Paste this into Claude, ChatGPT, or any agent that can run the AWS CLI with read-only credentials. It audits your account for exactly the waste this sheet describes — and changes nothing.

You are auditing an AWS account for low-utilization EC2 instances. Use
the AWS CLI with READ-ONLY credentials. Do not create, modify, or delete
anything — report findings and recommended (unapplied) fixes only.

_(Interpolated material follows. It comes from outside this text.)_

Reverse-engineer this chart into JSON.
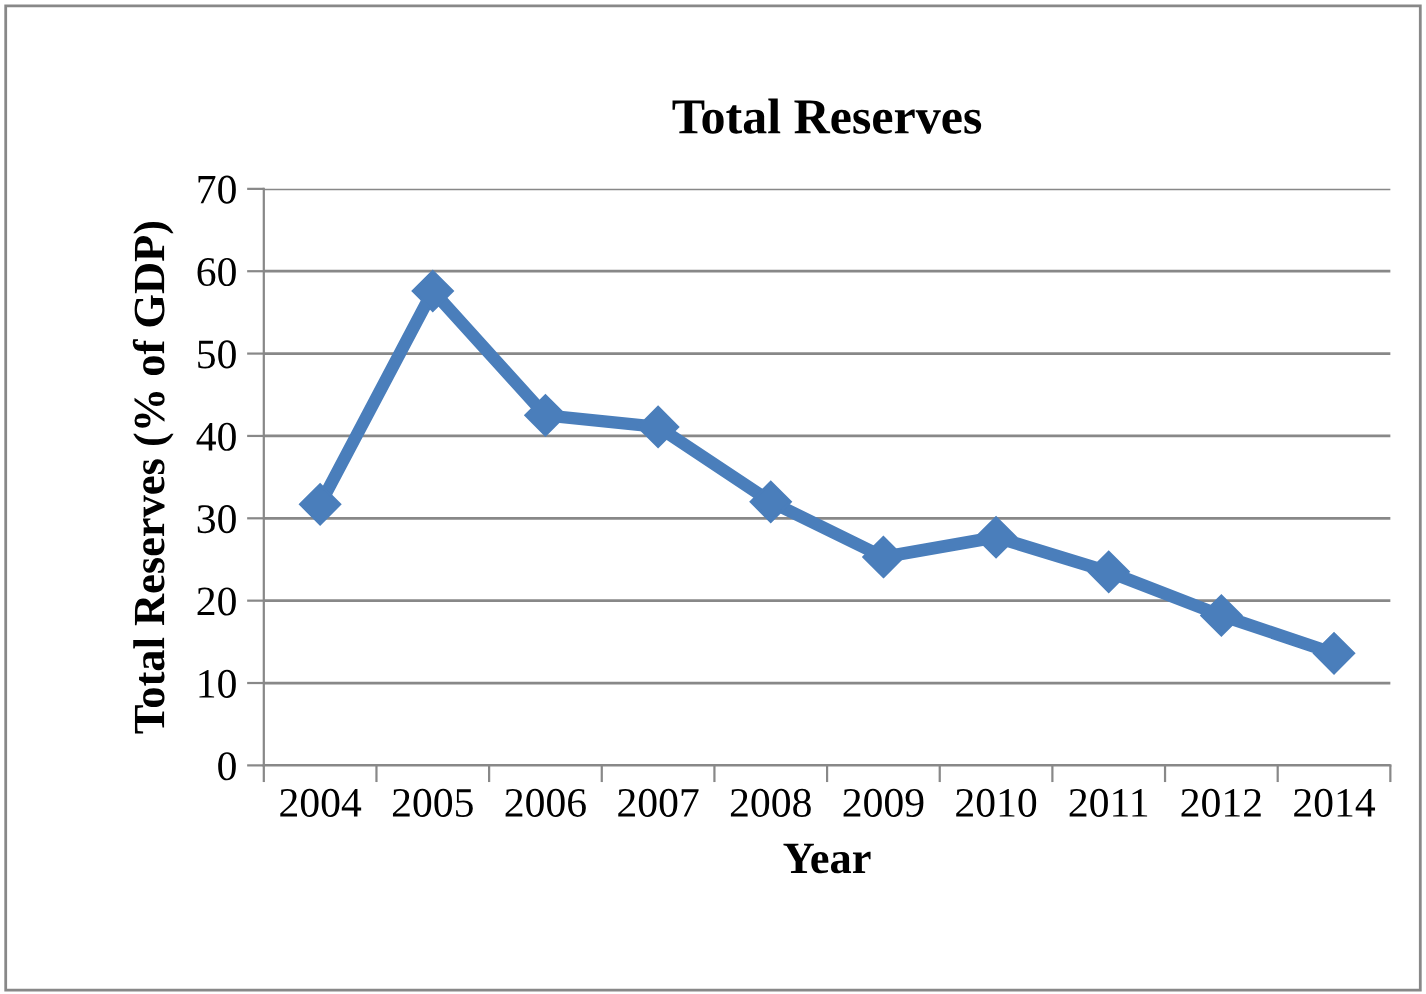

1. Pull candidates: from Trusted Advisor (support describe-trusted-
   advisor-check-result) or by pulling CloudWatch CPUUtilization +
   NetworkIn/Out over 14 days per instance (ec2 describe-instances).
   Flag <10% CPU and <5 MB net on 4+ of 14 days.
2. Classify each: Environment tag (dev/test/staging vs prod), last-login
   (CloudTrail) / last-modified for staleness, and whether it's
   burstable (t2/t3/t4g — low CPU may be normal) or GPU (0% CPU can hide
   100% GPU).
3. Verdict per instance: stop (used again soon), terminate-after-AMI
   (abandoned 90+ days), schedule (dev/test off-hours), or rightsize
   (steady-but-oversized → defer to Compute Optimizer for target type).
4. Savings caveat: estimate is on-demand list price; note RI/SP coverage
   (net savings lower) and expensive attached storage (net higher).

Report a table: instance | env | 14-day CPU/net | verdict | est. $/mo |
notes (burstable/GPU/RI). Change nothing.
Works with any assistant that can run shell commands.